Hundreds of people marched, prayed and held moments of silence in Ferguson, Missouri on Sunday to mark the anniversary of the shooting death of an unarmed black teenager by a white police officer a year ago.
The largely peaceful events on the anniversary weekend were marred when shots rang out while about 1,000 people approached a church, but it was not known if the incident was related to the rally. Police said one person was wounded when several shots were fired, possibly from a moving car, near the route.
White, black, old and young people, some pushing children in strollers, turned out for a day of events in this mostly black St. Louis suburb where Michael Brown, 18, was fatally shot on Aug. 9, 2014.
After 4-1/2 minutes of silence to represent the roughly 4-1/2 hours that Brown's body lay in the middle of the street after he was shot, two white doves were released. The crowd then started a silent march to honor Brown and others who have died at the hands of police.

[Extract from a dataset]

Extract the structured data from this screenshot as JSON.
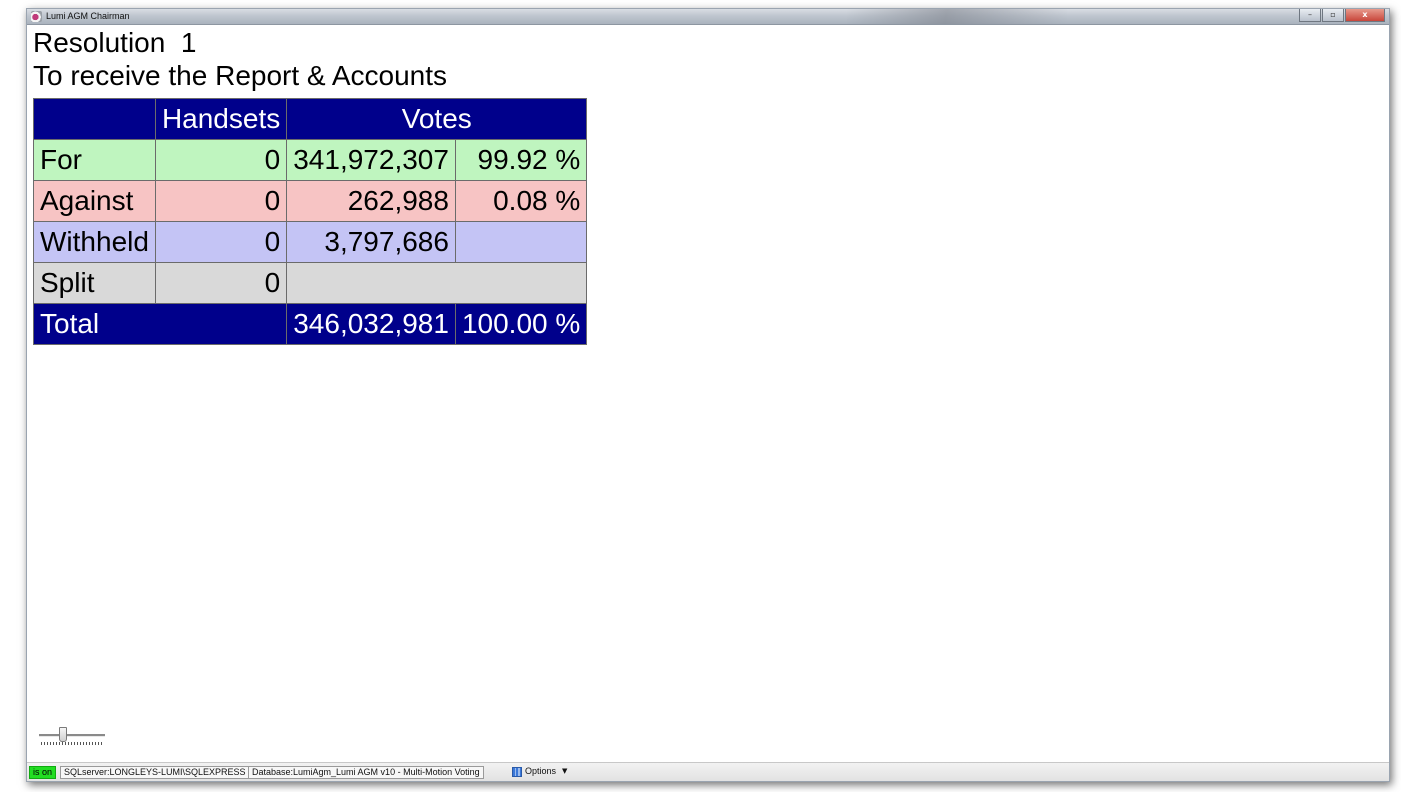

Brown's shooting sparked months of protests, including incidents of rioting and arson. But it also gave life to a new movement under the "Black Lives Matter" banner that has pushed for better treatment of minorities by police.
Organizers of Sunday's events say their aim is to keep alive a national movement fueled by the police killing of Brown and other unarmed black men in U.S. cities including New York, Cincinnati, Baltimore and North Charleston, South Carolina.
Another name was added to that list on Friday when unarmed 19-year-old Christian Taylor, a black college student, was shot dead by a white police officer in Arlington, Texas.
Arlington police said Taylor was shot as police investigated a burglary at a car dealership in the Dallas-area city.
In New York, about 100 protesters in the borough of Brooklyn lay on the ground on Sunday for 4-1/2 minutes to mark Brown's death. A second rally was expected later in central Manhattan.
CANDLES AND TEDDY BEARS
In Ferguson, a makeshift memorial of teddy bears, candles and flowers was rebuilt on the quiet residential road where Brown died. A plaque featuring a metallic dove was installed on the sidewalk a few feet from the spot where Brown died, and the street where Brown's blood pooled has been repaved.
Hazel Bland, 51, who lives in the Canfield Green apartment complex where Brown was killed, said she thinks about the shooting every day.
"It is really sad. You never think this would happen, all these police officers killing all these people. I really hate that it happened," Bland said on Sunday.
At the memorial, Brown's father, Michael Brown Sr., wore a T-shirt bearing his son's image and the slogan "Chosen for Change." Others held "Black Lives Matter" banners and signs calling for justice for those killed by police.
"I hurt every day. But I'm trying to make it uncomfortable to people that think this is OK to do this stuff," Brown explained to reporters on Saturday.
A federal review found that the officer, Darren Wilson, broke no laws when he shot Brown. But it also determined that the Ferguson police department for years had violated the rights of the city's black population.
On Saturday night, more than 200 protesters carrying bullhorns, drums and signs demonstrated against police in Ferguson, with some placing the roasted head of a pig on a barricade in front of officers.
But the weekend protests were largely peaceful with police staying behind barricades and allowing demonstrators to vent their feelings.